I counsel potential clients every week about the projected values of their cases and give them free advice on what they need to look out for if they decide to go it alone. Those calls—and I take them almost every day—are one of my motivations for writing this book.
An experienced personal injury attorney who goes to court (and wins) has a better understanding of what a claim is worth and can often effectively communicate the value of the claim to insurance adjusters. Unless you’re in the business of settling and litigating injury cases, you will be at a serious disadvantage when dealing with a seasoned insurance claims representative if you don’t have an experienced lawyer at your side.
I recommend handling your case alone in Tennessee only if the property damage is very minimal (less than $2,000, say), and your non-surgical, non-permanent injuries totally healed in less than ninety days after the accident. But if you’re experiencing any ongoing pain, you need to be extremely careful about settling your case. You may think you’ll recover completely from your injury in a month or so from now, but be careful! Many people who suffer soft tissue injuries (such as whiplash) get 90 percent better in the early months but might have to deal with continual neck or low back pain for the rest of their lives. You need to be totally pain free for at least sixty days before you consider settling your case. Once you settle, you settle forever. You get only one shot, so make sure you’re secure in your decision.
Accidents due to grossly negligent actions (i.e., DUI) expose the carrier to what are called punitive damages, which are designed to punish and deter wrongful reckless conduct. The insurance company may tell you its policy doesn’t cover such damages. While that may (or may not) be true, it could factor into your case evaluation. You may have been hit by a third-offense drunk driver who attempted to flee the scene, or you may have been hit by a wonderful older woman on her way to church. Juries feel. Sometimes they feel anger. Sometimes compassion. Their verdicts will reflect that feeling. It can cut both ways. Bottom line, if you are hit by a DUI driver, your case is worth more. The adjuster fears defending their drunk insureds. Don’t let the adjuster sway you otherwise.

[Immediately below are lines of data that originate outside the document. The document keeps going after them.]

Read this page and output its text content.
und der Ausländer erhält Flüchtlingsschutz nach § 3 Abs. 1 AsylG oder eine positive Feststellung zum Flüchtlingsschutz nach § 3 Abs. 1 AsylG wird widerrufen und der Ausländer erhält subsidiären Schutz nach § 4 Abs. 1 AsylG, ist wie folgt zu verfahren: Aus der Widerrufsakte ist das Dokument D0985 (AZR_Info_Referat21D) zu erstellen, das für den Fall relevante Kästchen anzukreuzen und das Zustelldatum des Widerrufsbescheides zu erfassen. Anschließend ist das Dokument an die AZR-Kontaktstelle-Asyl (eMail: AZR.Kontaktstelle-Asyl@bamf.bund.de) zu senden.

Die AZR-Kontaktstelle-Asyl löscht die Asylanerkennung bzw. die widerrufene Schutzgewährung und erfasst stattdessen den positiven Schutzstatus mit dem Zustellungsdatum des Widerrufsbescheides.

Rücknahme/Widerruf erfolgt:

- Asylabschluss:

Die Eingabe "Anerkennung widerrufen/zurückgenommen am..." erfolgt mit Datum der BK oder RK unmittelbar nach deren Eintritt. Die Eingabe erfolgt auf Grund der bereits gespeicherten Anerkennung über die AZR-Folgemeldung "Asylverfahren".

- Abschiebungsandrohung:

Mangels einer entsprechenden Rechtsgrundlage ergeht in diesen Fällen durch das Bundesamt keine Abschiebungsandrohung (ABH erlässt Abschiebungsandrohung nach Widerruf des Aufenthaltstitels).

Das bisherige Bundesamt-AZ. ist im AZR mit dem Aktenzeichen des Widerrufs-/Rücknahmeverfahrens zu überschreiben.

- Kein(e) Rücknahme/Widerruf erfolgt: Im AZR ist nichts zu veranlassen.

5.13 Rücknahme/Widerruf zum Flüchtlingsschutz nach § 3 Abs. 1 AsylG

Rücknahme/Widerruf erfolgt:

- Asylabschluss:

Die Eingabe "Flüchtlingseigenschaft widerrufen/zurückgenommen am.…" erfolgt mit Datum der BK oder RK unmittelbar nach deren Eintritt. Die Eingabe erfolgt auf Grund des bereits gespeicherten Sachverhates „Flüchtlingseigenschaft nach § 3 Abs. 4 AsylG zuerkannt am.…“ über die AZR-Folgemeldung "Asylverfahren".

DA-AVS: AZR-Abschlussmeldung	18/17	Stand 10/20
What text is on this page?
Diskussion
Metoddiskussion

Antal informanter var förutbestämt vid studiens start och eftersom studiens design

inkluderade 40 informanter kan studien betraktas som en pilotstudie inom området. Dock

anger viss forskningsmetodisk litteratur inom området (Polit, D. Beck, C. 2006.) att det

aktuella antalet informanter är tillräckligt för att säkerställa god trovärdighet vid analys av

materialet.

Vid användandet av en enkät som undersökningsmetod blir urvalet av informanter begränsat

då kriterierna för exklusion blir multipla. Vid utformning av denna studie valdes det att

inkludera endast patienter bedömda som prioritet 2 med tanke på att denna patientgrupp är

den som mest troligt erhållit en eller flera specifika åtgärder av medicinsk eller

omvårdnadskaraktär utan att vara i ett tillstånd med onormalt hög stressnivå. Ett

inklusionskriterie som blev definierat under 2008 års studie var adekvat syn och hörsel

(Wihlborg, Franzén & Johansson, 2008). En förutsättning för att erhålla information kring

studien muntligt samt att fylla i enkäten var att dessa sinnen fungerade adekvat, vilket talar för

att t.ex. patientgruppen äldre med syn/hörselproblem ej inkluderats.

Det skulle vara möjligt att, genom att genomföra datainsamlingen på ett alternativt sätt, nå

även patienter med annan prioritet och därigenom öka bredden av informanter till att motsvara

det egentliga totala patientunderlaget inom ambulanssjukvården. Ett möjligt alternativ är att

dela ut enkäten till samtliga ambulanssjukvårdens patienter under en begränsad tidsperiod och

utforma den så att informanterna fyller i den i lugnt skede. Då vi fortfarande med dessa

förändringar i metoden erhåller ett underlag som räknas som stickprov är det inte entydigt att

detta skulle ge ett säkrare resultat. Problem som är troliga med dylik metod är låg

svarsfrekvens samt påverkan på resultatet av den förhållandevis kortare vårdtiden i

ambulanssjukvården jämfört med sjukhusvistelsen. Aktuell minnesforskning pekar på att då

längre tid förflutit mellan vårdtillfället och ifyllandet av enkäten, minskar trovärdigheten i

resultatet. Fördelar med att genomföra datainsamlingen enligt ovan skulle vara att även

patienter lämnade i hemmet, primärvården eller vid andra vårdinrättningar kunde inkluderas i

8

Before you decide to go it alone …
In 1999, the Insurance Research Council (IRC), a nonprofit supported by insurance companies in the United States, performed a study to find out if people who had accident claims received more money in settlements by using attorneys than did those who settled on their own. The IRC (IRCweb.org) found that people who used attorneys received on average three and a half times more money in settlements than those who settled on their own. This study debunks the myth the adjusters feed you to keep you from hiring a lawyer who will have only your interests in mind.